1) Be realistic in your expectations. Many times business owners are too optimistic out of the gate. They think that customers will come in droves the first few months, when in actuality it can easily take over a year to generate enough monthly revenue to cover all of your expenses. So, planning ahead and having money reserves to tide you over when times get tough is the best way to ensure you stay ahead of the curve.
2) Look at your finances weekly. You can’t prevent a cash flow crunch after it has already happened. Check your numbers daily, if you have to, so that you always know where you stand. Most businesses go out of business because they run out of cash. Stay on top of your finances and if you can’t account for all the money coming in and going out, then you need to get expert help ASAP.
3) Make sure you have financial reports. Have your financial statements updated and reviewed each month. Whether you request them from your accountant or use online software to generate them, have them at your disposal to get an accurate snapshot of exactly where your business is financially – at all times. Always review your operating cash, this is the amount of cash your business has minus any money needed to cover your financing costs.
4) Pay yourself first. To be successful, you want to take out money for taxes, owner compensation, and profits before you pay for anything else. And, if you cannot manage to do this without going in the red, then your business model may not be viable.
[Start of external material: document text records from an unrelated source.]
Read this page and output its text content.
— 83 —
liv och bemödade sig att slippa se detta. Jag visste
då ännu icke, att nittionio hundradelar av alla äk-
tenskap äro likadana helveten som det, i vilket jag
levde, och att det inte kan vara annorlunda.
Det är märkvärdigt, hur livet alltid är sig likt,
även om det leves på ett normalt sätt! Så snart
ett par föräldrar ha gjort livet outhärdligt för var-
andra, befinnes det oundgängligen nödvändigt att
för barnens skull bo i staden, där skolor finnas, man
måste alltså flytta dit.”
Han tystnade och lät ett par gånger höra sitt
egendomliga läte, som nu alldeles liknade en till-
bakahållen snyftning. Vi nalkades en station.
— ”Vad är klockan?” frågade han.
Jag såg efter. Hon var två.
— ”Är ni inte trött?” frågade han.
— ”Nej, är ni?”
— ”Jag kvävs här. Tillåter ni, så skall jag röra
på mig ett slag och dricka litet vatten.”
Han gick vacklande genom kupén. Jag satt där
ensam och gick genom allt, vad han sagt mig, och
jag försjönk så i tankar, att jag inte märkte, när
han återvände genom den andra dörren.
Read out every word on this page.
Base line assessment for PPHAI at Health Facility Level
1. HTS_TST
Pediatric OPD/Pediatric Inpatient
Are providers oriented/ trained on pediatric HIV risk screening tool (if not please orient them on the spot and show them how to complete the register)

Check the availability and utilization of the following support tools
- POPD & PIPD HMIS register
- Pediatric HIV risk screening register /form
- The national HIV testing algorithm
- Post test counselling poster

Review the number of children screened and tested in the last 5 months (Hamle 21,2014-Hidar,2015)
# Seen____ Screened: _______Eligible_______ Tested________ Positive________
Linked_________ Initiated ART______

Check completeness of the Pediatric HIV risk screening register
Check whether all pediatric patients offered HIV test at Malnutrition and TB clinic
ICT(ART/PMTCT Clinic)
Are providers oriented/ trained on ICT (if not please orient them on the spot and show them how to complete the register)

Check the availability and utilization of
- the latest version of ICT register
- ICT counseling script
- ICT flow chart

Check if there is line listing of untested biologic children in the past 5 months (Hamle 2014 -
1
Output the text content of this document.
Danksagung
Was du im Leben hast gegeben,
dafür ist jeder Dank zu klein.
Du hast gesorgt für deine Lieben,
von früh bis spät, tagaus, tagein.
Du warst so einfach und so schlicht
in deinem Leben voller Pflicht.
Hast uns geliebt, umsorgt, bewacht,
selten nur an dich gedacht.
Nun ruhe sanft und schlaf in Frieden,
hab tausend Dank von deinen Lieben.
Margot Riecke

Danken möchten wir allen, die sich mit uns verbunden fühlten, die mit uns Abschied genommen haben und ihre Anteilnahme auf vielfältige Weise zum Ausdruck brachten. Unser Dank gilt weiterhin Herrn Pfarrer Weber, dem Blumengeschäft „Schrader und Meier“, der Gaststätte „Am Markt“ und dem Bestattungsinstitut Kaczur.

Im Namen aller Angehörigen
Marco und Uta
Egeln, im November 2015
Keep in mind, in the beginning, your numbers may be tight. But, over time, if you do it right your business should have plenty of cash on hand to cover your expenses, after you pay yourself and take out money for taxes and profits.
5) Take a hard look at your spending habits. Truly go through your finances with a fine-toothed comb. Ask yourself, “where are you overspending?” There is likely at least one current expense that you can either reduce or cut altogether. Take the time now to find those money drainers and get rid of them before they destroy your cash flow.
There you have it… staying profitable is well within your control, if you take a proactive approach to managing your cash flow.
This week, bring someone in to look at your business. This can be a fellow entrepreneur or a profitability consultant. Have them look at your expenses, your revenue, your cash flow statements. Ask them to provide an honest assessment of what you can do better. Don’t get caught in the trap of being okay with hurting pockets. Take their constructive criticism and do better.